Why is $\psi$ all over the place but $E=h.f$ take on discrete values?

$\psi$ is measured as energy density (Jm^-3).  It is a standing wave wrap around the center of the particle.  That is why it is all over the place.  As a wave it can superimpose and create a bigger wave.  Many $\psi$ waves of the same type sum to create particle clouds.  Earth itself is one big $g^{-}$ particle, that is the superposition of many $\psi$s from many $g^{-}$ particles.

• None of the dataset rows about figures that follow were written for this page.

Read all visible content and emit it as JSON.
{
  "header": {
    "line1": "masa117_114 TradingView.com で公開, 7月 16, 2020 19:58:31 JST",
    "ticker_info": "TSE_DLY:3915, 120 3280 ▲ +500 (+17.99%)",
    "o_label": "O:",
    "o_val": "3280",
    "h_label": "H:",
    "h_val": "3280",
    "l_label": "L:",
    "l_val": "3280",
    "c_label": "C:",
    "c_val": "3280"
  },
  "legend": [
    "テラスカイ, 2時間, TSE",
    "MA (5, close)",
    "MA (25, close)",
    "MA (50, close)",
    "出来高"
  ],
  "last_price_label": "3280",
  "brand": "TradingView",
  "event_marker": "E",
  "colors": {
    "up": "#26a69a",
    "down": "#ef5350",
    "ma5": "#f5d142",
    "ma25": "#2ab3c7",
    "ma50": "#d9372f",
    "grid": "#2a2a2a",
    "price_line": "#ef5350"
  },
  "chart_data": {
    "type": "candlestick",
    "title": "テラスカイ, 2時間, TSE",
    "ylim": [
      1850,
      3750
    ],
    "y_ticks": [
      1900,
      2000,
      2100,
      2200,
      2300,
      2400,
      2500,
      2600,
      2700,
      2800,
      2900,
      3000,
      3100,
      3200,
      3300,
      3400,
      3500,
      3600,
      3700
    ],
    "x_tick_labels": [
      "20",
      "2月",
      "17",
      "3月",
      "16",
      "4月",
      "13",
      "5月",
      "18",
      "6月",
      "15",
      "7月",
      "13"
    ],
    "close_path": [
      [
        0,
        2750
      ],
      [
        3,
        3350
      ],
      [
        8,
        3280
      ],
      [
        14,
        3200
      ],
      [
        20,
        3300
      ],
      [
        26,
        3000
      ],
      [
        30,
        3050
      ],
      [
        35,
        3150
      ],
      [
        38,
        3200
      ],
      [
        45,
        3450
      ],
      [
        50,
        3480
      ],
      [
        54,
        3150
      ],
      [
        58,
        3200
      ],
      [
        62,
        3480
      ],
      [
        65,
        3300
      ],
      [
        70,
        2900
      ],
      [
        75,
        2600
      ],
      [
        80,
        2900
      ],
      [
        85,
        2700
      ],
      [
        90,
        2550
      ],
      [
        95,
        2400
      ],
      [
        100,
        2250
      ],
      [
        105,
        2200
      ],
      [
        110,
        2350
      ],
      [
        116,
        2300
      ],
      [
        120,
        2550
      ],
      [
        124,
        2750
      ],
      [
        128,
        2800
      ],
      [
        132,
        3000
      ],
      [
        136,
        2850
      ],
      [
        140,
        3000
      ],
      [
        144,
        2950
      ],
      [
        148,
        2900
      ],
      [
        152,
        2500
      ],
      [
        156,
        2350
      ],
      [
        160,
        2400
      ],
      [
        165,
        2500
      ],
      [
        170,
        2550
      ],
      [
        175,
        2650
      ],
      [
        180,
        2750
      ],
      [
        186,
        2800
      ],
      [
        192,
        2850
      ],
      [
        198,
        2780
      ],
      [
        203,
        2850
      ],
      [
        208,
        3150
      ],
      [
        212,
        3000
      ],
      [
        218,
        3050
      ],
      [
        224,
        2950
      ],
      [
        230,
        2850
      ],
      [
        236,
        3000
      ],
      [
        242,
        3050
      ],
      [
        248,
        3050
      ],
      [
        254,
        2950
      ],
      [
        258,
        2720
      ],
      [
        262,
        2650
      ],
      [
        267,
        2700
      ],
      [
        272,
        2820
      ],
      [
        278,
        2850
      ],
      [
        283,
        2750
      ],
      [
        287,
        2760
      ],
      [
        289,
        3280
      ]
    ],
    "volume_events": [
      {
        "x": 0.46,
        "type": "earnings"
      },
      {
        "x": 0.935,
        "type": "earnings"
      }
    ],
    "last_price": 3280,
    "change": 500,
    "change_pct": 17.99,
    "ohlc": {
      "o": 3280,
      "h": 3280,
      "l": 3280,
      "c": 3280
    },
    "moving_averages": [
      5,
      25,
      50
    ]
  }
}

Numerically $\psi$ equals the Newtonian force.  It is expected that under equilibrium when all forces sum to zero, that $\psi$ of a particle is equal to the $\psi$ of its neighboring particles.  As a wave, the frequency, $f$ of $\psi$, measures its energy.  This is consistent with Planck equation,

$E=h.f$

Planck equation, provides energy information of a particle as a whole.  As a complete wave around the particle, $\psi$ can only take on certain frequencies such that the wave are of integer multiple of wavelengths on the perimeter of a circle, center at the particle.

$n.\lambda_{\psi}=2\pi a_\psi$

and

$n.\lambda_{\psi}mc=2\pi a_\psi mc=h.f=E$

for $n=0,1,2,3...$

It is expected that as $E$ changes, $\psi$ around the particle changes correspondingly, given the total volume of $\psi$.  The energy of $\psi$, $E$ takes on discrete values.

$\psi$ itself is all over the place.